It seems applications today are "Cloud Native" by default. For end user, it becomes expected for a "meaningful" application to have all its data available on all the devices all the time. However this assumed convenience comes with drawbacks:
- performance for certain feature
Network is still slow, hence caching and syncing cache with remote datastore is a normal practice to boost user experience at the cost of draining device battery.
What if things are stored locally natively?
When I was implementing the type ahead search for Local Native App, a brute force database query upon every keystroke just worked. Scaling issue seems goes away if you do not need to deal with network latency and multiple users competing with each other for CPU. I start to appreciate how fast the hardware becomes today.
- your data is on someone else's server
Enough said about privacy (freedom) concerns.

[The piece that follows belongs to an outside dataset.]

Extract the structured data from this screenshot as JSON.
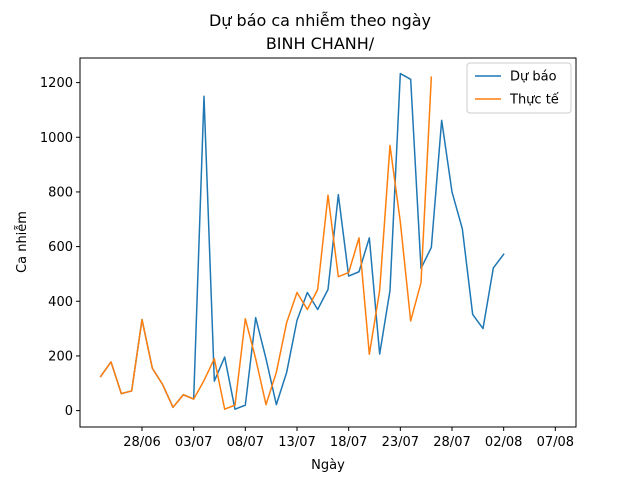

I used to have tens of social media profiles out of curiosity to checkout "what's on the internet". Util time itself becomes increasingly limited resource, and I figured most of the time I just need a bookmarking tool for the internet, so I can go back to something quickly, and maybe also run some SQL against those url and tags myself.
What if things are stored locally natively?
Without a traditional remote server, syncing across devices does become a challenge, but opportunity may lie here as well. Local Native App currently is able to sync via ssb, with some serverless setup first.
Toolchains today seem are all for centralized services, but 15 years ago where are those toolchains for modern mobile and web apps?